Despite a thorough search strategy, including grey literature and trials databases, unavailable studies may exist which have not been included. We found no evidence from funnel plots to support significant publication bias, but the numbers of included studies are low, limiting the ability of such plots to detect potential bias. Our predominantly negative findings suggest that unpublished studies (which also tend to be negative) would be very unlikely to alter our conclusions to support efficacy of the intervention. A variety of target populations have been studied, mostly in small studies, and for many of these studies (e.g. those enrolling patients with normal glucose handling) it is perhaps unsurprising that no effect on glycaemic control was seen. The dose and duration of vitamin D supplementation used may not have been optimal; most studies used doses of < 2000 IU vitamin D per day, and doses as high as 5000 IU per day may be required to elevate serum 25OHD levels above the 75-nmol/l level that some commentators regard as optimum for health [31,32]. It should be noted, however, that this recommendation is derived from observational studies and evidence from supplementation studies that such a target is desirable is lacking. The small number of studies did not allow us to meta-regress baseline 25OHD levels against the degree of improvement in glycaemic indices, or to examine whether higher baseline glucose or HbA1c values may have been associated with greater improvements with vitamin D therapy. Calcium has independent associations with glucose handling, insulin secretion and vascular health [33,34], thus disentangling the effect of calcium from vitamin D in studies giving both is difficult. Only one randomized controlled trial examined the impact of vitamin D and/or calcium on microvascular outcomes in diabetes , which is the major aim of improving glycaemic variables.
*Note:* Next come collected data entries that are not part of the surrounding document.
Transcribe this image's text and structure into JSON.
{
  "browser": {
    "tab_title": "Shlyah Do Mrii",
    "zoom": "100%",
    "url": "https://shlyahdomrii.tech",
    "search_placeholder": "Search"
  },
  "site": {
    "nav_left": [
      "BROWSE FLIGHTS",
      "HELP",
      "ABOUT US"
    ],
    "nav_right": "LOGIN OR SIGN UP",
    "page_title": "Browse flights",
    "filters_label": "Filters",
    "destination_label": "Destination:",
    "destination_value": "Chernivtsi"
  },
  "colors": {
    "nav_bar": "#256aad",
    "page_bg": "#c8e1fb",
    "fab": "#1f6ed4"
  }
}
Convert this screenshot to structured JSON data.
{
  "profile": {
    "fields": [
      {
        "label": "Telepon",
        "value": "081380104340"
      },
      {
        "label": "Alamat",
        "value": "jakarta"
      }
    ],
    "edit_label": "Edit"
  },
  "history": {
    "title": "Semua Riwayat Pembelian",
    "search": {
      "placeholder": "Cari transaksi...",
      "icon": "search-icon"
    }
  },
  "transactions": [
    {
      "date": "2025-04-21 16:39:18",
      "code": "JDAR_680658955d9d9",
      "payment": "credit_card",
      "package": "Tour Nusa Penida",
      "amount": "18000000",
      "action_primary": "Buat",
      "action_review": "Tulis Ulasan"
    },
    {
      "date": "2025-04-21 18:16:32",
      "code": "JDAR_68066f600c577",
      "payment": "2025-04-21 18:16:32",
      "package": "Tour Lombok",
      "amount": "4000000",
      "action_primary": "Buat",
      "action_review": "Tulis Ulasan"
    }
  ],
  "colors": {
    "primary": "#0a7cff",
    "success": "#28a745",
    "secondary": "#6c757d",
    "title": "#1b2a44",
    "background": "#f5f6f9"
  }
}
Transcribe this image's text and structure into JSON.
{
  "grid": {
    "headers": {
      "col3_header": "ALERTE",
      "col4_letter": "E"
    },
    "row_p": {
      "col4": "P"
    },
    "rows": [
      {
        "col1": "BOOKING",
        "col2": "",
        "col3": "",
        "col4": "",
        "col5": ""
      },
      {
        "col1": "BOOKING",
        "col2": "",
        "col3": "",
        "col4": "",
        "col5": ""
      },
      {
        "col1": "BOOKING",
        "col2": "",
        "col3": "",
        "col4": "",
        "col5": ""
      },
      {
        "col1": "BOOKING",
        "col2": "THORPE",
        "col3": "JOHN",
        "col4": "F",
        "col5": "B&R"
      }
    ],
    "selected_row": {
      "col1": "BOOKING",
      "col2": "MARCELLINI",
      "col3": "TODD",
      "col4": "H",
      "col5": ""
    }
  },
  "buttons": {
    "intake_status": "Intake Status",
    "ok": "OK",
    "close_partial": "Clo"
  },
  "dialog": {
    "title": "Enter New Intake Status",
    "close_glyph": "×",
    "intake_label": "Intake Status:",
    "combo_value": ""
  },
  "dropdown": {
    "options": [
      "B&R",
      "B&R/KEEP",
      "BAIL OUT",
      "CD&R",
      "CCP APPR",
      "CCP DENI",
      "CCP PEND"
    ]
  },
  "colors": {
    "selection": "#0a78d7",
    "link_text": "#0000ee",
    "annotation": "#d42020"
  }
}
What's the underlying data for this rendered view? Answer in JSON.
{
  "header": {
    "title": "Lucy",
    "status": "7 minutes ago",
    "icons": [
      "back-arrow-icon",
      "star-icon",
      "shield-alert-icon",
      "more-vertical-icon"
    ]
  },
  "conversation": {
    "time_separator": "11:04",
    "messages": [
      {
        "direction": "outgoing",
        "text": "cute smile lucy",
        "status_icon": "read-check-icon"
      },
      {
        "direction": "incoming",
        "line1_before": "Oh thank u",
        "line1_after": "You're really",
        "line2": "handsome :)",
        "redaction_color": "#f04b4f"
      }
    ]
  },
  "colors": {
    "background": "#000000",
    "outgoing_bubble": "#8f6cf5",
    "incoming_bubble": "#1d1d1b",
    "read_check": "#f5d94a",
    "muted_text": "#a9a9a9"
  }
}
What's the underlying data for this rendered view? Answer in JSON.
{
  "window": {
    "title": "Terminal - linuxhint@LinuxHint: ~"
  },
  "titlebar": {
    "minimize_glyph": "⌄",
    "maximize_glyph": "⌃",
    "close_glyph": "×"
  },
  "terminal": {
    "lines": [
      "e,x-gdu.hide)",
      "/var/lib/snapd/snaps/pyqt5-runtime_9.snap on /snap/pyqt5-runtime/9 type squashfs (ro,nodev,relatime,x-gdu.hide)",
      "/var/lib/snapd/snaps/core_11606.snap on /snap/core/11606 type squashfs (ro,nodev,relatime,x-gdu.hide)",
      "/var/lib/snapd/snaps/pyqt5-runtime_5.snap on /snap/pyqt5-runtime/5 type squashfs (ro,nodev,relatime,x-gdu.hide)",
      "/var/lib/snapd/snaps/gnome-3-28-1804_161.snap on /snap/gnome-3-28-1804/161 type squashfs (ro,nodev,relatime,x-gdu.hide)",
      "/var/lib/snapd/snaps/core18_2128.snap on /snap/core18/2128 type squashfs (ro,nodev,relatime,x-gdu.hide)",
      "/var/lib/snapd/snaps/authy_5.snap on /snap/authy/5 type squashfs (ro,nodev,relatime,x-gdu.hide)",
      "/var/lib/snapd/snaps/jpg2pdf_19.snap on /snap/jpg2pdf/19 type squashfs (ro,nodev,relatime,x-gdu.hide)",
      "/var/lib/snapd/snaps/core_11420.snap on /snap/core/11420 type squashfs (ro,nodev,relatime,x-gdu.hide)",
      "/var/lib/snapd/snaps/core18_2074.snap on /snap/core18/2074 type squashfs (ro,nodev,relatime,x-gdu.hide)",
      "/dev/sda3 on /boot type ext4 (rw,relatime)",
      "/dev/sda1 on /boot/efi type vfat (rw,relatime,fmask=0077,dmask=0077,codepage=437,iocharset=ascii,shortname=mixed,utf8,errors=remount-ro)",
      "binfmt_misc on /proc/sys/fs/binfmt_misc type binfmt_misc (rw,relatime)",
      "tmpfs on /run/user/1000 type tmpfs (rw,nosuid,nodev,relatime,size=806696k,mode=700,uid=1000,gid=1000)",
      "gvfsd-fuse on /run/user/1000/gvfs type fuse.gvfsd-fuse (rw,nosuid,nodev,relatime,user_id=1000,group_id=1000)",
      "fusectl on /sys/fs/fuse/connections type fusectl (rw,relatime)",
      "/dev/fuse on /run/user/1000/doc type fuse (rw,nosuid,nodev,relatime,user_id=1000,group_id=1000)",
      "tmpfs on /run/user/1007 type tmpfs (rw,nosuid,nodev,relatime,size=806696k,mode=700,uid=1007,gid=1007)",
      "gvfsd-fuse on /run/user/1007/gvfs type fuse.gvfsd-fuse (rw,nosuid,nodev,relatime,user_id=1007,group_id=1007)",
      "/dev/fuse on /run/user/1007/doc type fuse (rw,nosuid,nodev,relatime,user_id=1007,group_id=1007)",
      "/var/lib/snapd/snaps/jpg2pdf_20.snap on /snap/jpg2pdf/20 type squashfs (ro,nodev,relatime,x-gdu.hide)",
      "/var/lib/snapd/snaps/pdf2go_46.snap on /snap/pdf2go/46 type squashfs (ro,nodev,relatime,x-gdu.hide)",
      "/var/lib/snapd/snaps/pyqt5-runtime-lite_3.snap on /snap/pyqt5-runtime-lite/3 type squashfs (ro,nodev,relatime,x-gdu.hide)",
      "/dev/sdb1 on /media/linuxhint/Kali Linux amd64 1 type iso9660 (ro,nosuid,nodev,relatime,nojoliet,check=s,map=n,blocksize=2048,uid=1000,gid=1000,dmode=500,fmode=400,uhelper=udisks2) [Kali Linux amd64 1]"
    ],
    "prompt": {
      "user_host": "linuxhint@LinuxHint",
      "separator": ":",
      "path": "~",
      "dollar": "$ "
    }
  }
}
We found insufficient evidence to recommend vitamin D supplementation as a way of either preventing new onset Type 2 diabetes or for improving glycaemic control in patients with Type 2 diabetes or impaired glucose tolerance. Vitamin D supplementation may have a role in modifying other aspects of the metabolic and cardiovascular derangements that accompany Type 2 diabetes , including hypertension and endothelial dysfunction, but larger, longer studies focusing on micro- and macrovascular outcomes are required, rather than continuing to focus on the surrogate measures of glucose and glycaemic control.
MDW has received grant funding from Diabetes UK, Scottish Government, Heart Research UK, ME Research UK, Tenovus Scotland and Chest Heart and Stroke Scotland to support research on vitamin D. PSG and ERP have nothing to declare.
No external funding was used to perform this study. MDW is funded by a Chief Scientist Office, Scottish Government Clinician Scientist award.